Heute übernimmt Ungarn für sechs Monate den EU-Ratsvorsitz. Die japanische Zeitung NIHON KEIZAI SHIMBUN konstatiert: "Bislang war ein Wechsel der EU-Ratspräsidentschaft eine Formalie. Dieses Mal ist es aber anders: Ungarns Ministerpräsident Viktor Orban gilt als Freund von China, Russland und von Donald Trump. In den EU-Mitgliedstaaten wird bereits spekuliert, was Orban für den russischen Staatschef Putin tun könnte. Und die China-Politik der Europäischen Union könnte während der ungarischen Ratspräsidentschaft unterminiert werden. Es ist nicht auszuschließen, dass Ungarn seinen Einfluss missbraucht, um Sanktionen der EU (wie Strafzölle auf importierte Elektroautos) gegen China zu verhindern", überlegt NIHON KEIZAI SHIMBUN aus Tokio.
Die SALZBURGER NACHRICHTEN raten zur Gelassenheit: "Eine EU-Ratspräsidentschaft hat in erster Linie organisatorische Aufgaben. Der Einfluss Viktor Orbans auf die Geschicke der Union wird sich daher in Grenzen halten. Aus der Sicht seiner Gegner wird er unangenehm und lästig sein (war er auch schon bisher) und er wird versuchen, für sich und sein Land herauszuholen, was herauszuholen ist. Gefährlich kann er dem Gefüge der Union wohl nicht werden", erwarten die SALZBURGER NACHRICHTEN.
Nun in den Iran. In der ersten Runde der Präsidentenwahl hat keiner der Kandidaten die absolute Mehrheit erreicht, so dass es bald zu einer Stichwahl kommt. Die türkische Zeitung YENI SAFAK findet bemerkenswert: "... dass Massud Peseschkian die meisten Stimmen auf sich vereinen konnte. Der ehemalige Gesundheitsminister gilt als Reformer. Warum haben die iranischen Mullahs Peseschkian die Teilnahme an der Wahl erlaubt? Möglicherweise wollten sie der Weltöffentlichkeit zeigen, dass die Wahlen im Iran im Einklang mit pluralistischen demokratischen Werten stehen. Vielleicht dachten die Mullahs aber auch, dass die Legitimität der Wahl geschwächt würde, wenn alle Kandidaten konservativ wären. Die letzte Möglichkeit deutet darauf hin, dass die theokratische Führung im Iran beschlossen hat, mit einem kontrollierbaren, regimetreuen Reformer wie Peseschkian die Regierung aufzustellen. So könnte die Legitimität des Regimes wiederhergestellt und der wachsende Druck der Welt auf den Iran abgemildert werden", spekuliert YENI SAFAK aus Istanbul.

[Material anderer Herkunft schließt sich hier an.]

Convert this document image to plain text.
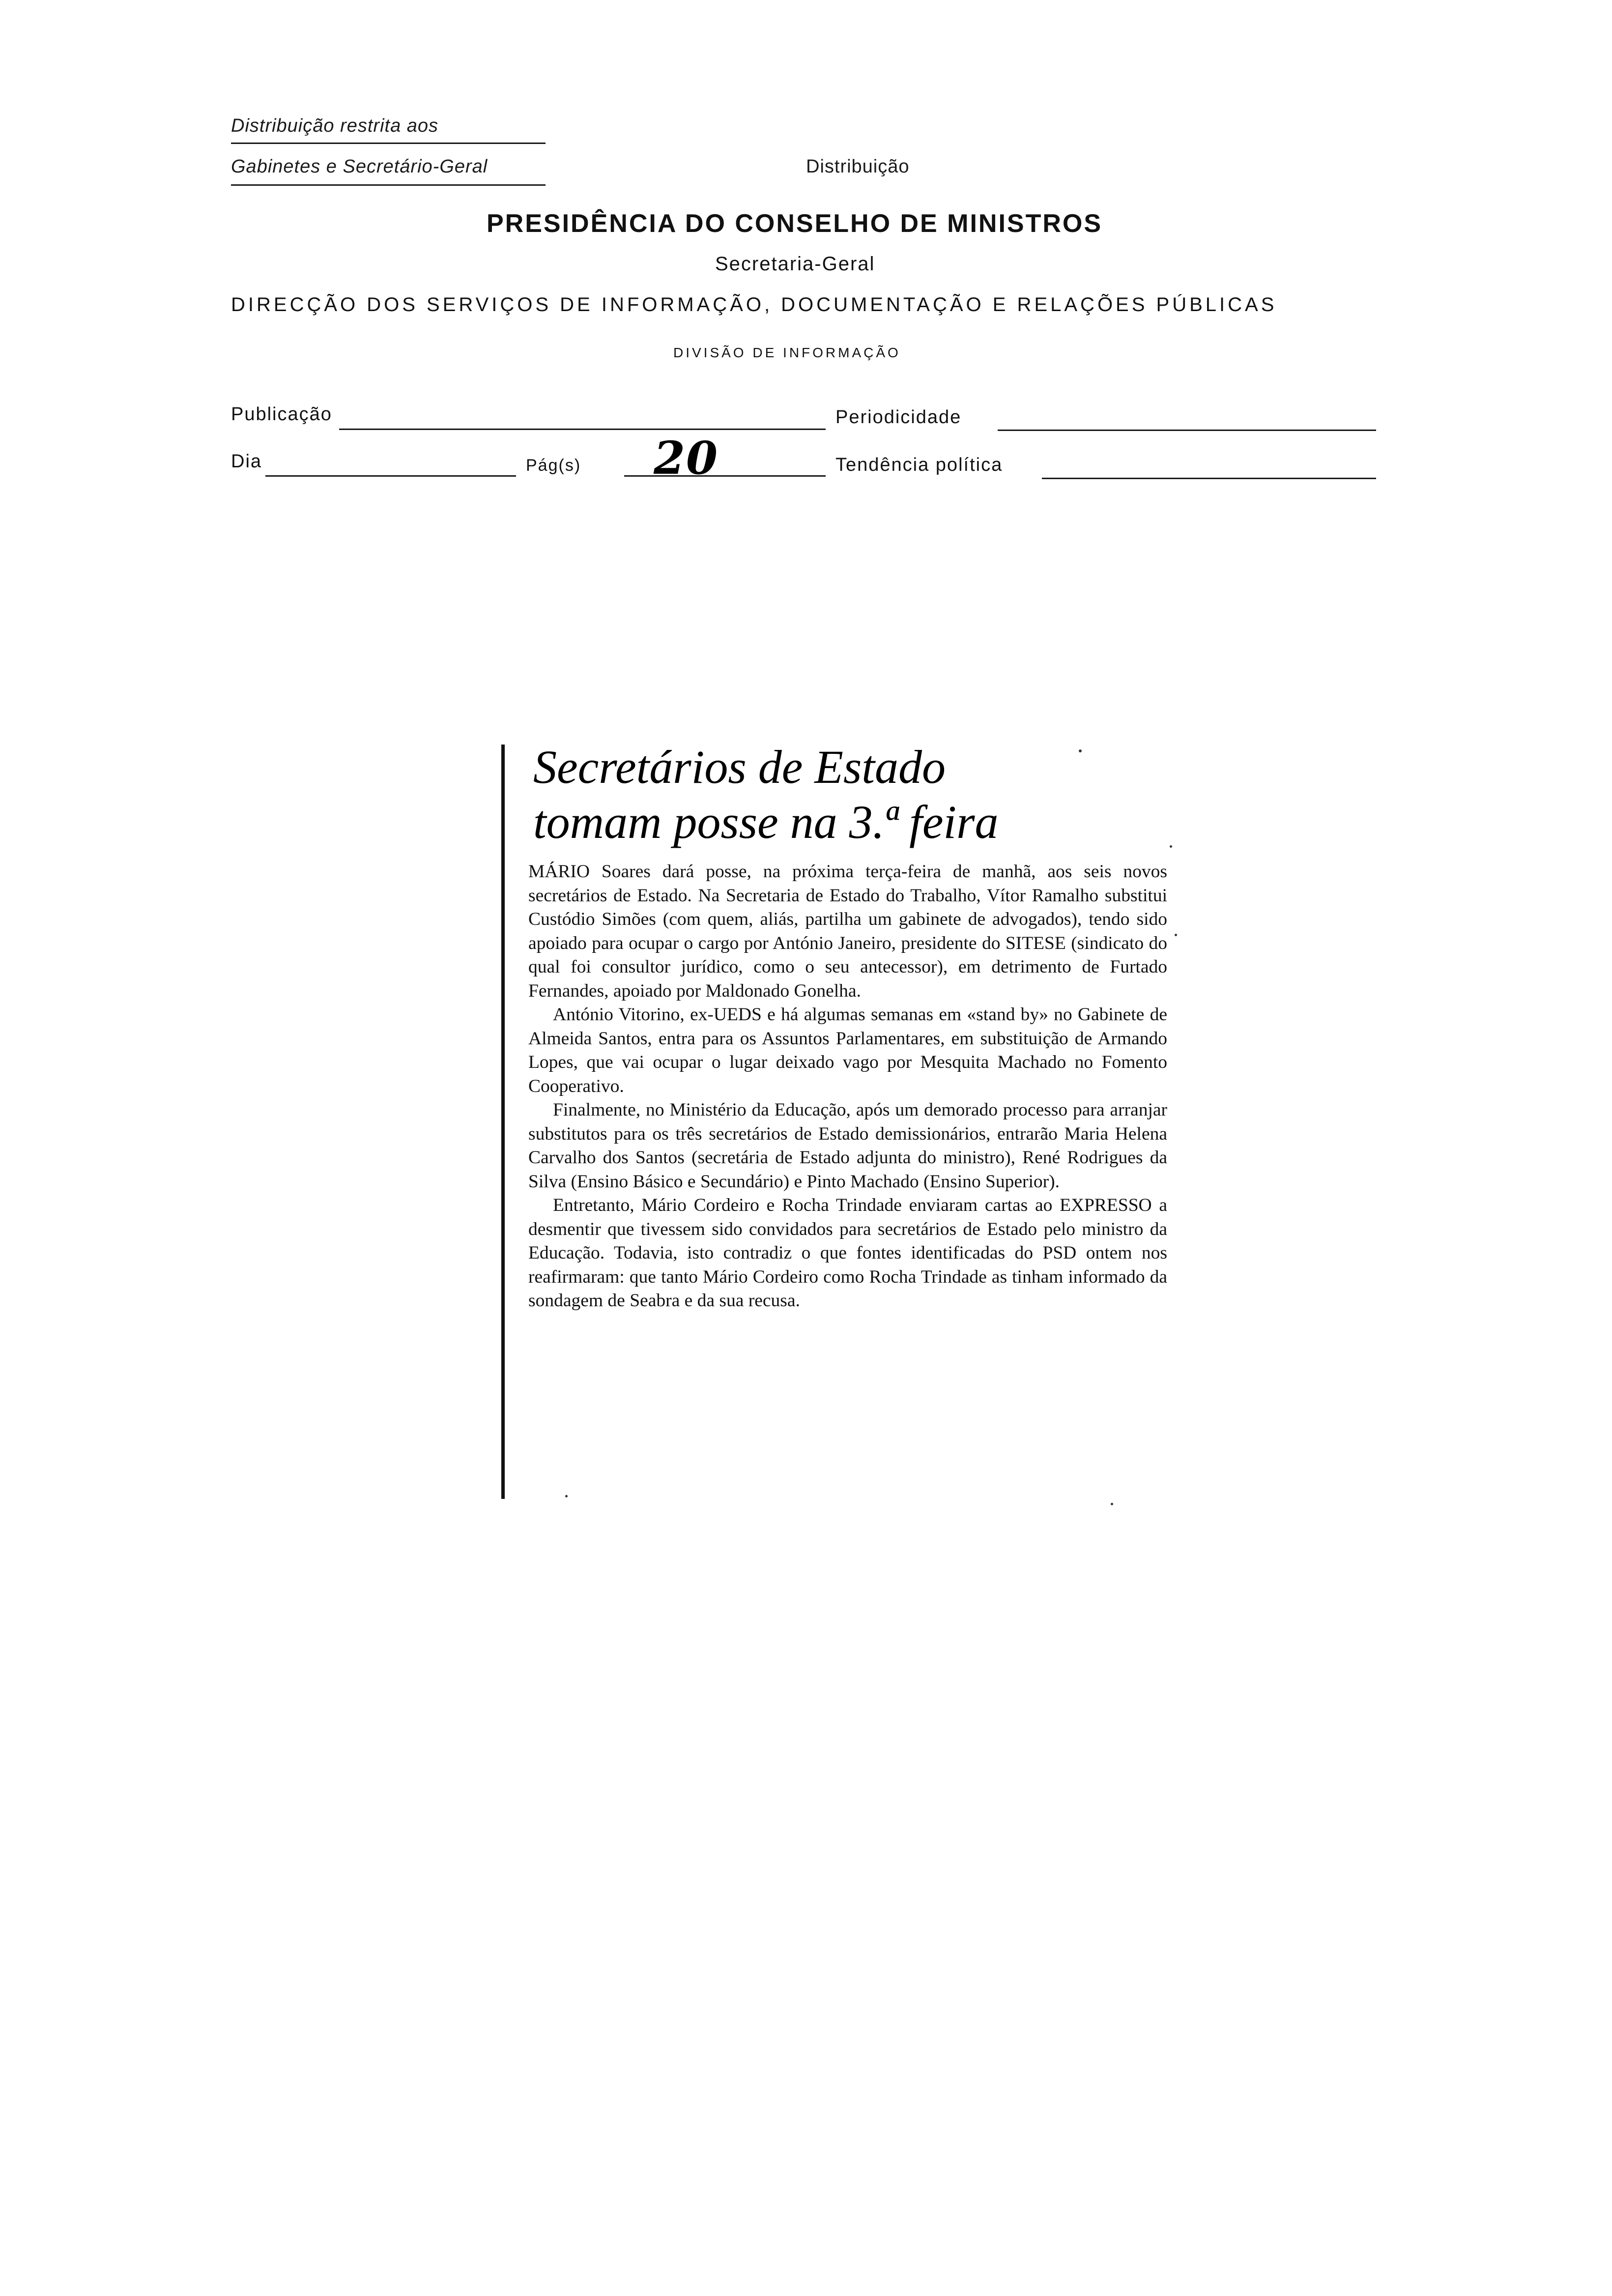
Distribuição restrita aos
Gabinetes e Secretário-Geral	Distribuição
PRESIDÊNCIA DO CONSELHO DE MINISTROS
Secretaria-Geral
DIRECÇÃO DOS SERVIÇOS DE INFORMAÇÃO, DOCUMENTAÇÃO E RELAÇÕES PÚBLICAS
DIVISÃO DE INFORMAÇÃO
Publicação	Periodicidade
Dia	Pág(s) 20	Tendência política
Secretários de Estado
tomam posse na 3.ª feira

MÁRIO Soares dará posse, na próxima terça-feira de manhã, aos seis novos secretários de Estado. Na Secretaria de Estado do Trabalho, Vítor Ramalho substitui Custódio Simões (com quem, aliás, partilha um gabinete de advogados), tendo sido apoiado para ocupar o cargo por António Janeiro, presidente do SITESE (sindicato do qual foi consultor jurídico, como o seu antecessor), em detrimento de Furtado Fernandes, apoiado por Maldonado Gonelha.

António Vitorino, ex-UEDS e há algumas semanas em «stand by» no Gabinete de Almeida Santos, entra para os Assuntos Parlamentares, em substituição de Armando Lopes, que vai ocupar o lugar deixado vago por Mesquita Machado no Fomento Cooperativo.

Finalmente, no Ministério da Educação, após um demorado processo para arranjar substitutos para os três secretários de Estado demissionários, entrarão Maria Helena Carvalho dos Santos (secretária de Estado adjunta do ministro), René Rodrigues da Silva (Ensino Básico e Secundário) e Pinto Machado (Ensino Superior).

Entretanto, Mário Cordeiro e Rocha Trindade enviaram cartas ao EXPRESSO a desmentir que tivessem sido convidados para secretários de Estado pelo ministro da Educação. Todavia, isto contradiz o que fontes identificadas do PSD ontem nos reafirmaram: que tanto Mário Cordeiro como Rocha Trindade as tinham informado da sondagem de Seabra e da sua recusa.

Die unter Kontrolle des Regimes in Teheran stehende Zeitung IRAN DAILY stellt das Ergebnis der anstehenden Stichwahl in den Kontext der Außenpolitik: "Der (konseravtive Kandidat) Jalili würde eine radikalere Haltung einnehmen. Jalili glaubt an die Neutralisierung der wirtschaftlichen Sanktionen gegen den Iran, indem er die Zusammenarbeit mit Nachbarländern und mit BRICS-Staaten wie Indien, China, Russland und Brasilien vertieft. Der Reformer Peseschkian dürfte hingegen nach Möglichkeiten suchen, das Atomabkommen von 2015 wiederzubeleben. Peseschkian dürfte auch nach Strategien suchen, um die negativen Auswirkungen des Ukraine-Kriegs auf die Beziehungen zwischen dem Iran und der EU sowie den USA abzumildern. Angesichts der Bedeutung des Iran in der Region ist der Ausgang der bevorstehenden Stichwahl für viele Länder von großem Interesse", fasst IRAN DAILY zusammen.